Eatsmart: healthy and tasty bian-dangs made by French chefs.
Drawing from his food and beverage experience in Taiwan from the past three years, Guyon continued to find new business opportunities. This May, he joined Eatsmart team and became the co-owner of the company. He recruited a new IT specialist to create a brand new website, and improved both human resource and ingredient purchase management. Ordering meals on the new bilingual website became easier for customers and gave them nutritional information about their meal.
Each week, Eatsmart’s chef who hail from France create a menu of 20 meals. Today, they have more than 200 recipes they have delivered to their customers, who enjoy delicious meals with healthy substitutes to the usual ingredients. Eatsmart uses high-protein chicken breast or fish instead of pork, olive oil instead of butter, and brown rice or quinoa instead of white rice. How about bread? They use fresh rye bread baked by Eric Bakery, whose chef makes authentic French bread.

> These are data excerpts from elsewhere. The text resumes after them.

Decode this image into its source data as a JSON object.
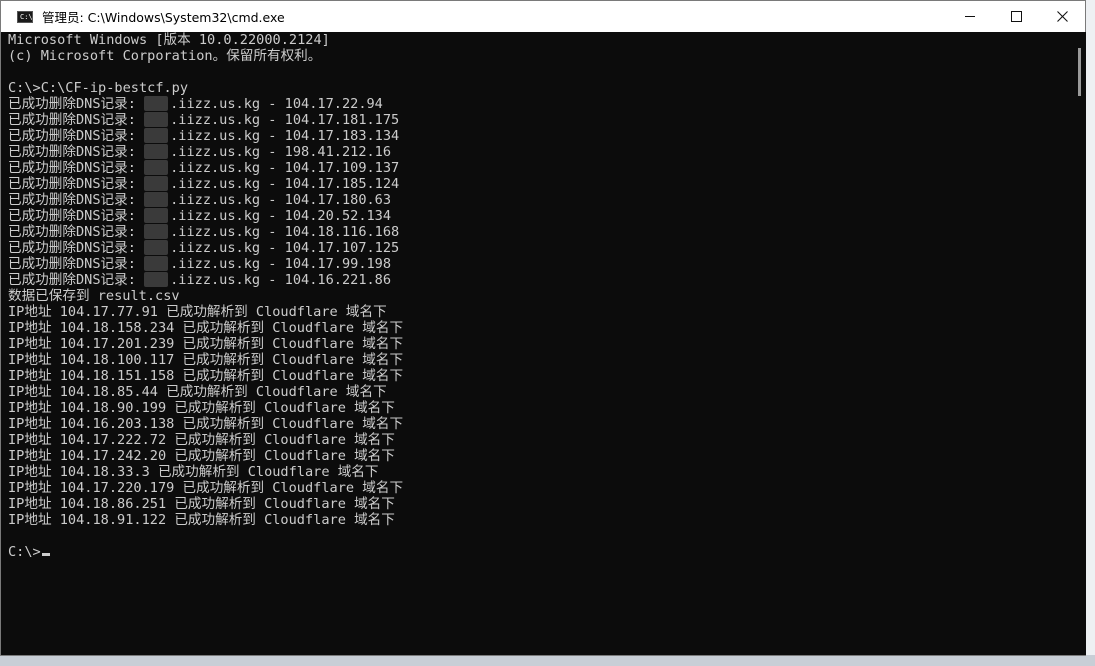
{
  "window": {
    "title": "管理员: C:\\Windows\\System32\\cmd.exe",
    "icon": "cmd-icon",
    "icon_text": "C:\\"
  },
  "console": {
    "lines": [
      "Microsoft Windows [版本 10.0.22000.2124]",
      "(c) Microsoft Corporation。保留所有权利。",
      "",
      "C:\\>C:\\CF-ip-bestcf.py",
      "已成功删除DNS记录: ▒.iizz.us.kg - 104.17.22.94",
      "已成功删除DNS记录: ▒.iizz.us.kg - 104.17.181.175",
      "已成功删除DNS记录: ▒.iizz.us.kg - 104.17.183.134",
      "已成功删除DNS记录: ▒.iizz.us.kg - 198.41.212.16",
      "已成功删除DNS记录: ▒.iizz.us.kg - 104.17.109.137",
      "已成功删除DNS记录: ▒.iizz.us.kg - 104.17.185.124",
      "已成功删除DNS记录: ▒.iizz.us.kg - 104.17.180.63",
      "已成功删除DNS记录: ▒.iizz.us.kg - 104.20.52.134",
      "已成功删除DNS记录: ▒.iizz.us.kg - 104.18.116.168",
      "已成功删除DNS记录: ▒.iizz.us.kg - 104.17.107.125",
      "已成功删除DNS记录: ▒.iizz.us.kg - 104.17.99.198",
      "已成功删除DNS记录: ▒.iizz.us.kg - 104.16.221.86",
      "数据已保存到 result.csv",
      "IP地址 104.17.77.91 已成功解析到 Cloudflare 域名下",
      "IP地址 104.18.158.234 已成功解析到 Cloudflare 域名下",
      "IP地址 104.17.201.239 已成功解析到 Cloudflare 域名下",
      "IP地址 104.18.100.117 已成功解析到 Cloudflare 域名下",
      "IP地址 104.18.151.158 已成功解析到 Cloudflare 域名下",
      "IP地址 104.18.85.44 已成功解析到 Cloudflare 域名下",
      "IP地址 104.18.90.199 已成功解析到 Cloudflare 域名下",
      "IP地址 104.16.203.138 已成功解析到 Cloudflare 域名下",
      "IP地址 104.17.222.72 已成功解析到 Cloudflare 域名下",
      "IP地址 104.17.242.20 已成功解析到 Cloudflare 域名下",
      "IP地址 104.18.33.3 已成功解析到 Cloudflare 域名下",
      "IP地址 104.17.220.179 已成功解析到 Cloudflare 域名下",
      "IP地址 104.18.86.251 已成功解析到 Cloudflare 域名下",
      "IP地址 104.18.91.122 已成功解析到 Cloudflare 域名下",
      "",
      "C:\\>"
    ]
  },
  "colors": {
    "console_bg": "#0c0c0c",
    "console_fg": "#cccccc",
    "titlebar_bg": "#ffffff"
  }
}
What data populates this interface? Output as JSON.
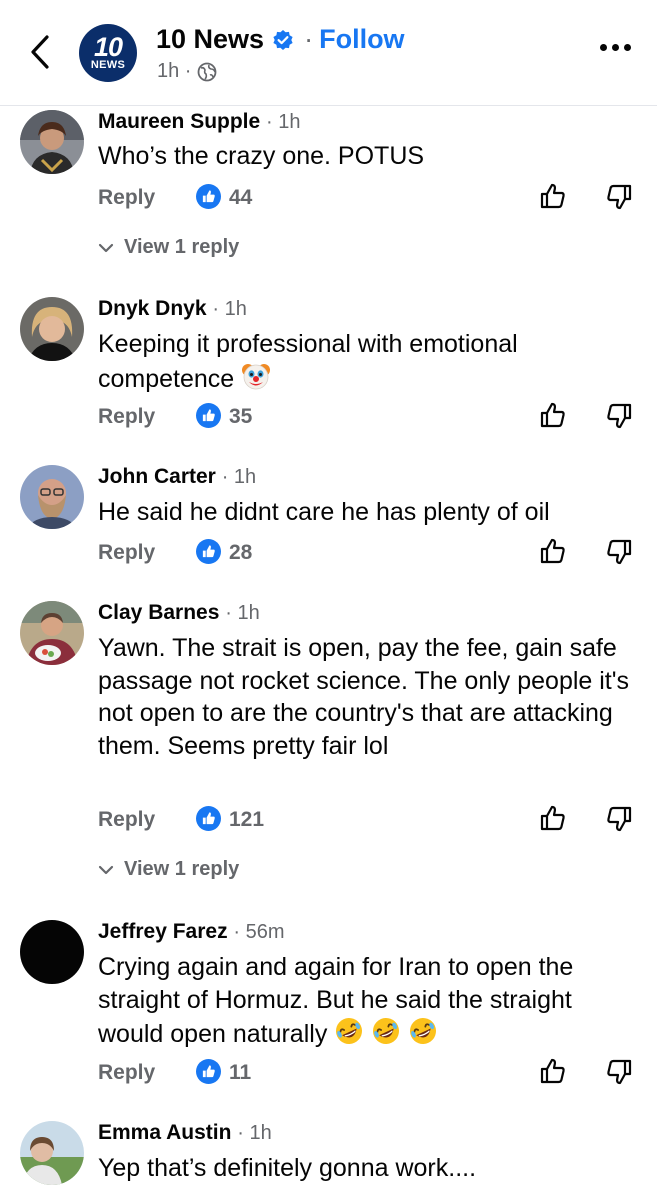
{
  "header": {
    "page_name": "10 News",
    "separator": "·",
    "follow_label": "Follow",
    "post_time": "1h ·",
    "logo_number": "10",
    "logo_text": "NEWS"
  },
  "comments": [
    {
      "name": "Maureen Supple",
      "time": "· 1h",
      "text": "Who’s the crazy one. POTUS",
      "reply_label": "Reply",
      "likes": "44",
      "view_replies": "View 1 reply"
    },
    {
      "name": "Dnyk Dnyk",
      "time": "· 1h",
      "text": "Keeping it professional with emotional competence",
      "reply_label": "Reply",
      "likes": "35"
    },
    {
      "name": "John Carter",
      "time": "· 1h",
      "text": "He said he didnt care he has plenty of oil",
      "reply_label": "Reply",
      "likes": "28"
    },
    {
      "name": "Clay Barnes",
      "time": "· 1h",
      "text": "Yawn. The strait is open, pay the fee, gain safe passage not rocket science. The only people it's not open to are the country's that are attacking them. Seems pretty fair lol",
      "reply_label": "Reply",
      "likes": "121",
      "view_replies": "View 1 reply"
    },
    {
      "name": "Jeffrey Farez",
      "time": "· 56m",
      "text": "Crying again and again for Iran to open the straight of Hormuz. But he said the straight would open naturally",
      "reply_label": "Reply",
      "likes": "11"
    },
    {
      "name": "Emma Austin",
      "time": "· 1h",
      "text": "Yep that’s definitely gonna work...."
    }
  ],
  "icons": {
    "back": "chevron-left-icon",
    "verified": "verified-badge-icon",
    "globe": "globe-icon",
    "more": "more-options-icon",
    "like_badge": "like-badge-icon",
    "thumb_up": "thumb-up-icon",
    "thumb_down": "thumb-down-icon",
    "emoji_clown": "clown-face-emoji",
    "emoji_rofl": "rolling-on-floor-laughing-emoji"
  },
  "colors": {
    "accent": "#1877f2",
    "secondary_text": "#65676b",
    "primary_text": "#050505",
    "logo_bg": "#0b2e6a"
  }
}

The quality of Eatsmart ‘s bian-dang is reflected in its price, which is much higher than the average in Taiwan. Guyon explained, “We choose quality ingredients and count calories for customers. The quality of food is as good as à la carte but the price is actually lower.” He positions his product at à la carte level in the form of bian-dang with delivery service, targeting those who are too busy to cook for themselves but still want to eat healthy at home or at work.
Three programs of meals were designed to meet the dietary needs of different customers. For example, The Slim Program consists of low-calorie meals with just the right amount of protein and nutrients to balance burning fat and staying healthy. If you’re a gym rat or do a lot of exercise, you might consider the Lift Program, which serves meal high in proteins and low in carbohydrats. Now 100-150 bian-dangs are sold every day, and Guyon is positive about the growth of the needs.
“Being true to your customers is the key to overcome cultural barriers.”
“Based on my Asian experience, I still prefer the lifestyle in Taiwan. It is true that you have other choices if you are aiming a bigger market to earn more money. But I see Taiwan as a place where I can have a quality life as an entrepreneur,” said Guyon. “Also, there are many startup communities and resources here, and it is easy to make friends in the startup circle. There are always friends who can help.”
“It is key to be familiar with the local culture when you enter a foreign market. So being able to speak Mandarin will be a great start in Taiwan. The market trend changes very fast especially in the food industry. To survive in such a competitive industry, we have to know what is happening around us and grow with our customers. That is the challenge but the opportunity as well.”
Guyon also emphasized the importance of honesty in making a successful business. “Be true to your customers. That is how we overcome cultural barriers,” said Guyon. For example, it is important to listen to the customers. Do customers who work out find their Lift Program meal effective? Do they like the flavor? Guyon not only interacts with followrs on social media, but texts or calls regular customers to learn their feedback and build solid relationships. “However, I think success still relies on how good your product is. Good marketing stories will still be in vain if the product does not truly echo the market need,” Guyon firmly believes.
About Pierre Guyon
Pierre Guyon is a French entrepreneur based in Taipei. He studied at Sciences Po and Korea University in Seoul and worked in finance at Valeo Korea before settling down in Taiwan in 2014, where he has since founded several startups. In 2015, Pierre won the 1st Prize of the CCIFT SME Entrepreneur Awards 2015.